My dog certainly knows when she's done something she's not supposed to, and displays guilt and apologetic behaviour when she steals food, or even when she relieves herself overnight, even though I know she can't help the latter, especially now she's getting older. I don't think it's fear of reprisals as we've never smacked her. The reason dogs get on so well in family life is that they do read situations and modify their behaviour accordingly (at least my well-behaved dog does!) which seems to me to have some foundation in basic morality.

Thu, 28 May 2009 00:50:00 UTC | #365231

Pony's Avatar Comment 24 by Pony

Skepticato: I'm pretty sure PsyPro was referring to the so-called "tree of life" as being a bush.

Thu, 28 May 2009 01:14:00 UTC | #365233

Enlightenme..'s Avatar Comment 25 by Enlightenme..

Anybody whose cat has thrown them a dirty look knew this already.

"Not sure about reptiles..."
Crocodiles are social animals, and they go back at least 200 million years.


Group selection.
Requires culture, doesn't it, but how do we define how far back 'culture' comes into play?

Thu, 28 May 2009 01:22:00 UTC | #365235

Manson's Avatar Comment 26 by Manson

Guaranteed theists will cite this as proof of the universality of morality that...

wait for it...

comes from God.

Thu, 28 May 2009 01:25:00 UTC | #365236

SaganTheCat's Avatar Comment 27 by SaganTheCat

great article and I am prepared to accept animals have moral codes but it doesn't explain exactly when they heard the good news from our lord jesus christ

more research please!

Thu, 28 May 2009 01:27:00 UTC | #365237

fsm1965's Avatar Comment 28 by fsm1965

I suspect that moral behaviour has been selected for in the same way as other traits, and hence evolved.
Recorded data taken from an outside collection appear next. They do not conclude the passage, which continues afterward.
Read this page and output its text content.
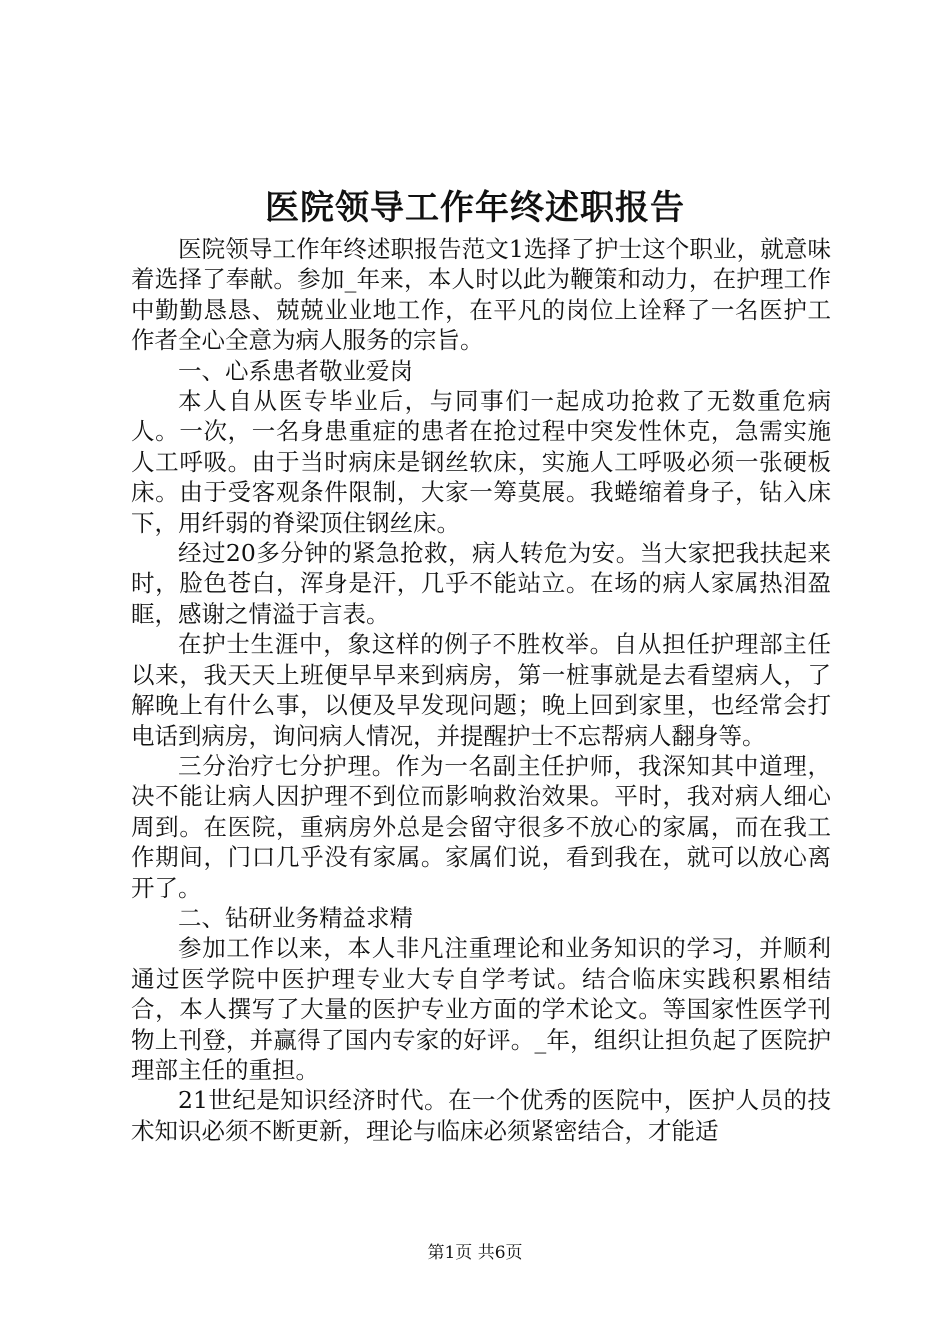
医院领导工作年终述职报告

医院领导工作年终述职报告范文1选择了护士这个职业，就意味着选择了奉献。参加_年来，本人时以此为鞭策和动力，在护理工作中勤勤恳恳、兢兢业业地工作，在平凡的岗位上诠释了一名医护工作者全心全意为病人服务的宗旨。

一、心系患者敬业爱岗

本人自从医专毕业后，与同事们一起成功抢救了无数重危病人。一次，一名身患重症的患者在抢过程中突发性休克，急需实施人工呼吸。由于当时病床是钢丝软床，实施人工呼吸必须一张硬板床。由于受客观条件限制，大家一筹莫展。我蜷缩着身子，钻入床下，用纤弱的脊梁顶住钢丝床。

经过20多分钟的紧急抢救，病人转危为安。当大家把我扶起来时，脸色苍白，浑身是汗，几乎不能站立。在场的病人家属热泪盈眶，感谢之情溢于言表。

在护士生涯中，象这样的例子不胜枚举。自从担任护理部主任以来，我天天上班便早早来到病房，第一桩事就是去看望病人，了解晚上有什么事，以便及早发现问题；晚上回到家里，也经常会打电话到病房，询问病人情况，并提醒护士不忘帮病人翻身等。

三分治疗七分护理。作为一名副主任护师，我深知其中道理，决不能让病人因护理不到位而影响救治效果。平时，我对病人细心周到。在医院，重病房外总是会留守很多不放心的家属，而在我工作期间，门口几乎没有家属。家属们说，看到我在，就可以放心离开了。

二、钻研业务精益求精

参加工作以来，本人非凡注重理论和业务知识的学习，并顺利通过医学院中医护理专业大专自学考试。结合临床实践积累相结合，本人撰写了大量的医护专业方面的学术论文。等国家性医学刊物上刊登，并赢得了国内专家的好评。_年，组织让担负起了医院护理部主任的重担。

21世纪是知识经济时代。在一个优秀的医院中，医护人员的技术知识必须不断更新，理论与临床必须紧密结合，才能适

第1页 共6页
Immoral activity leeds to shunning - consequently no offspring.

Thu, 28 May 2009 01:38:00 UTC | #365239

Enlightenme..'s Avatar Comment 29 by Enlightenme..

"Guaranteed theists will cite this as proof of the universality of morality that..
comes from God."

It's in direct conflict actually.
We're supposedly another form from beasts, with domain over them, this is why it's ok for Jesus to cast Devils into swine, which then become enduro-swine, running some 100 miles to drown in the sea.

Thu, 28 May 2009 01:41:00 UTC | #365240

louis14's Avatar Comment 31 by louis14

j.mills ...

I suggest that a signature of moral behaviour (as we use the term for humans) is that it may not benefit the individual who performs it, who in turn is consciously aware of this.

For instance the rat behavior (refraining from eating when this causes other rats to receive and electric shock) and the elephant behavior (releasing antelopes from a compound).

Difficult to prove the "who in turn is consciously aware of this" part of your argument one way or another, but both examples are empathic behavior giving no benefit to the perpetrators.